Review by
Eric Hillis
Directed by: Todd Haynes
Starring: Natalie Portman, Julianne Moore, Charles
Melton, D. W. Moffett, Piper Curda, Cory Michael Smith
Those of us accustomed to Todd Haynes' flair for melodrama were
taken aback by his most recent film,
Dark Waters. That film, which dealt with the poisoning of a small community by an
uncaring corporation, was a very grounded drama with none of the knowing
campiness we associate with the director. Given it revolves around very
troubling subject matter, you might expect Haynes to have continued this
approach with May December, so it's a surprise to find it's one of his campiest and snarkiest
works to date. Think Persona, if Bergman had cast Bette Davis and Joan Crawford in the central
roles.
Haynes is reunited with his muse, Julianne Moore, who plays
Gracie, a fifty-something woman who became a tabloid sensation while in
her thirties for an affair with a 13-year-old boy which resulted in her
giving birth to the boy's child. The real tabloid meat came when she was
released from a prison sentence and went on to marry her victim, Joe (Charles Melton), who is now in his mid-thirties and has fathered a set of teenage
twins with Gracie. Aside from receiving the occasional parcel of faeces
in the mail, Gracie and Joe seem to live a relatively normal and content
life in middle class suburban Georgia.
Things start to unravel for the couple when they allow TV star
Elizabeth (Natalie Portman) to spend some time in their company
as she researches a movie based on their scandal, with her in the role
of Gracie. It's clear that Gracie is uncomfortable with the idea, but
she seems to hope she can influence Elizabeth towards a sympathetic
portrayal. The actress assures her that this is her intention, but as we
watch her mimic Gracie and mine her friends and acquaintances for
gossip, it becomes clear that Elizabeth's portrayal will lean towards
the melodramatic, as though she were researching for the role in a Todd
Haynes movie herself.
Haynes heavily apes the sort of TV movies that feature subjects like
Gracie, with an over-the-top score that turns small details into grand
gestures. Portman and Moore deliver disparately wicked turns, the former
vampy and seductive, like a sexy Disney villain, the latter calm and
manipulative, as though she were based on the image of Mia Farrow as
portrayed by her estranged non-white children (a scene in which Gracie
passive aggressively abuses her half-Asian daughter could have come
straight from the Farrow household if you believe the rumours).

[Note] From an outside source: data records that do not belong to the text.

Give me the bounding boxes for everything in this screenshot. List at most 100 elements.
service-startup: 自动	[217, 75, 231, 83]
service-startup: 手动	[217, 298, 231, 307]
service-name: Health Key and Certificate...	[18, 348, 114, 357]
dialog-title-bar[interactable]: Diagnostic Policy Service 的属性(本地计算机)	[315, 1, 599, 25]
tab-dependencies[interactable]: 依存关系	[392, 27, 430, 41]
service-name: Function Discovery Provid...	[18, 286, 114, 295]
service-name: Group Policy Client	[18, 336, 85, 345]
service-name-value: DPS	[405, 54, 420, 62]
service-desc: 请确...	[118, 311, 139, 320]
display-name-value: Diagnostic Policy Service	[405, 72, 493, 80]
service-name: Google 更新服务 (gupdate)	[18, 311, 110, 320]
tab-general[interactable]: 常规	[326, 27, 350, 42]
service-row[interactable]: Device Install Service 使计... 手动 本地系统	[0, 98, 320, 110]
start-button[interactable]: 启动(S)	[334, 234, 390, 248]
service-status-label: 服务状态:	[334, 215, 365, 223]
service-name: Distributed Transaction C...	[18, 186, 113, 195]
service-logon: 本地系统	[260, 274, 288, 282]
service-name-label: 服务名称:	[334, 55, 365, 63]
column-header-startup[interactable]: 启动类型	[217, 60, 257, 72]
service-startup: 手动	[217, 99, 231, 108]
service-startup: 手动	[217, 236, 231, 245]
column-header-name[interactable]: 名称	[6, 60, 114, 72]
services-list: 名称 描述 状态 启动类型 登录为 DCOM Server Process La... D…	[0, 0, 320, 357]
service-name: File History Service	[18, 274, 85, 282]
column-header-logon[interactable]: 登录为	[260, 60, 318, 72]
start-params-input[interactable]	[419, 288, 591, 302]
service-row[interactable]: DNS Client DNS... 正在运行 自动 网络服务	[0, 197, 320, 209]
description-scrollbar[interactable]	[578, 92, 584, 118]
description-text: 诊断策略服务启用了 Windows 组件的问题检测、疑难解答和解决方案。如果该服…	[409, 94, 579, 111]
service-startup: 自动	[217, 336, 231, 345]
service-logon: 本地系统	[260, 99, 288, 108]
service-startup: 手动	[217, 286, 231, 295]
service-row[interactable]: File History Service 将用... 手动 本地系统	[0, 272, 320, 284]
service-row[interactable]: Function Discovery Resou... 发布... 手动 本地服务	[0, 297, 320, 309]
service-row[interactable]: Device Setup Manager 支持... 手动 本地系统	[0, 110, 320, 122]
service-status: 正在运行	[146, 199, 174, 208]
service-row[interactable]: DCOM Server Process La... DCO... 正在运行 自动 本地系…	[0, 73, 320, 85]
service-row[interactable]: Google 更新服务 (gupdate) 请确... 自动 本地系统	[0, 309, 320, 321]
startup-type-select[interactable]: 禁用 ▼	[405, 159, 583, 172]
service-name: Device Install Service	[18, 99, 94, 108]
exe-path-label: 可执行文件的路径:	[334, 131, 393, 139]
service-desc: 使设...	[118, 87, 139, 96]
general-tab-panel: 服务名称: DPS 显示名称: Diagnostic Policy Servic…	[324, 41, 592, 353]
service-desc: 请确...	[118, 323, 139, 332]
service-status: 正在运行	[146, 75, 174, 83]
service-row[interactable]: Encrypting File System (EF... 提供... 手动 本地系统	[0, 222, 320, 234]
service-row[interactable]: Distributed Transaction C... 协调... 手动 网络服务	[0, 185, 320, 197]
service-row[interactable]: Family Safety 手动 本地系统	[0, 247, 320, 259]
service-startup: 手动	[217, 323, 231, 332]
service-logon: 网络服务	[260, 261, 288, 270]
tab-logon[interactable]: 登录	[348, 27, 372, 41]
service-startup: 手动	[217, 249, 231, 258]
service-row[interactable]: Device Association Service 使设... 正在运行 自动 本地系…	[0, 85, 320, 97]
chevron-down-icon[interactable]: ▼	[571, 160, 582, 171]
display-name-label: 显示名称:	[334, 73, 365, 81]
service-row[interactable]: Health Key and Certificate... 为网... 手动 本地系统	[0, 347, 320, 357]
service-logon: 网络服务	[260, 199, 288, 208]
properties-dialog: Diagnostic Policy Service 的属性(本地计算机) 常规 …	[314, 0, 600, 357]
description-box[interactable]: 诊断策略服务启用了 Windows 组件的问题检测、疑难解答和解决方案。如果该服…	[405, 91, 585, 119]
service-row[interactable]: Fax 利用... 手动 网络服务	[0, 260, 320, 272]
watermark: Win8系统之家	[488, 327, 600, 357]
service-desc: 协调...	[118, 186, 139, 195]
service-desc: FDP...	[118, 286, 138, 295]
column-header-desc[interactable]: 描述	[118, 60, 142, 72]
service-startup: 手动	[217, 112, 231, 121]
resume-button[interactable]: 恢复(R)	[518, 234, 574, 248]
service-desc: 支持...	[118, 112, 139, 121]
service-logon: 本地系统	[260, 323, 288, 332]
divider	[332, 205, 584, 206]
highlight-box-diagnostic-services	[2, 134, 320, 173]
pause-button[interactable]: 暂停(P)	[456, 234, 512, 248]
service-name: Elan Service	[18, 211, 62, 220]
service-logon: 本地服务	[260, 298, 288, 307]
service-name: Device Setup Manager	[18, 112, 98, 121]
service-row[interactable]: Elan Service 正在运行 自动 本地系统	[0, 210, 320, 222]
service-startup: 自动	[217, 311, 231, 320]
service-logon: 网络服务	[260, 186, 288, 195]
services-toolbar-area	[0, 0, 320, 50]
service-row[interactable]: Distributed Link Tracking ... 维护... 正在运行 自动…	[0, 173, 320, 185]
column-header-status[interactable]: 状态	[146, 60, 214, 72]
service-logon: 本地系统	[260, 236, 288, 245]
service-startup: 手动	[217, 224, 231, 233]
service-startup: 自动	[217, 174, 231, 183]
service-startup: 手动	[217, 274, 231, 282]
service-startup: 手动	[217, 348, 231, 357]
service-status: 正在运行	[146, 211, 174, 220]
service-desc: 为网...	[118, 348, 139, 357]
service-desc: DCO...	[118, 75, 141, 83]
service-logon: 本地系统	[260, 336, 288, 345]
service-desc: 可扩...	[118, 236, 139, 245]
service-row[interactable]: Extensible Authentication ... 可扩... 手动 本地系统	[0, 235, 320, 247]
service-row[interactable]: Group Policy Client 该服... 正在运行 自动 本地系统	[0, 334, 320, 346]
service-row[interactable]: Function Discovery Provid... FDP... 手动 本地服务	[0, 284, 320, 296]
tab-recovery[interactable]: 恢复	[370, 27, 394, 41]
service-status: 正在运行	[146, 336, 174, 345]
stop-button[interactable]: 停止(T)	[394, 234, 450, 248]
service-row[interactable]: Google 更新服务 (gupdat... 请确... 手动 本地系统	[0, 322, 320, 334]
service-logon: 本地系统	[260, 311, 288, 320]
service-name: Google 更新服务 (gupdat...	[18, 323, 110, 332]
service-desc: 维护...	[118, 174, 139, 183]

When Mia Farrow seduced the married musician Andre Previn, his
singer-songwriter wife Dory wrote a song entitled 'Beware of Young
Girls' in which she detailed how she was befriended and ultimately
betrayed by Farrow. Gracie fails to heed Dory's warning, allowing
Elizabeth the opportunity to begin a campaign of seduction of her
husband. Haynes keeps it ambiguous as to whether Elizabeth is genuinely
interested in Joe or is taking her method acting a little too far.
Elizabeth's immersion in the character of Gracie certainly appears to
have a sinister effect, with her bemoaning the casting director's choice
of pubescent boys for the role of Joe as not being "sexy" enough.
I know I'm in the minority but I find Portman one of the most
uninteresting actresses working in mainstream cinema. She's either a
non-presence or she's hamming it up. Haynes wisely allows her to lean
into the latter, and the star throws herself enthusiastically into the
role of an actress who seems as unhinged as the woman she's portraying.
A scene in which Elizabeth addresses a classroom with a wildly
inappropriate confession of how turned on she gets while shooting sex
scenes might be the highlight of Portman's career.
Moore is less well served. Her cunning yet neurotic character doesn't
get enough screen time to give us any real sense of her inner workings,
and she's reduced to a few ticks and crazy lady tropes. To bluntly
reinforce his victimhood, Joe is portrayed as such an innocent and
stunted man-child that it's difficult to accept him holding down his job
as a doctor or functioning in any adult capacity. The couple's three
children are barely present. Haynes seems to have no real interest in
exploring this most peculiar family dynamic, which is a shame as it's
potentially far more interesting than the broad psychodrama he instead
focusses on.
The catty frisson between Portman and Moore is enough to keep us
superficially hooked, but we're left wondering if Haynes has bluffed an
opportunity to interrogate one of the great taboos. The whole setup
never quite convinces largely because of its American setting. Would
Gracie and Joe really be accepted by a community in a Southern American
state, not known for being the most liberal part of the world? Much of
the film feels like a remake of a European film that has failed to
translate once its story crossed the Atlantic.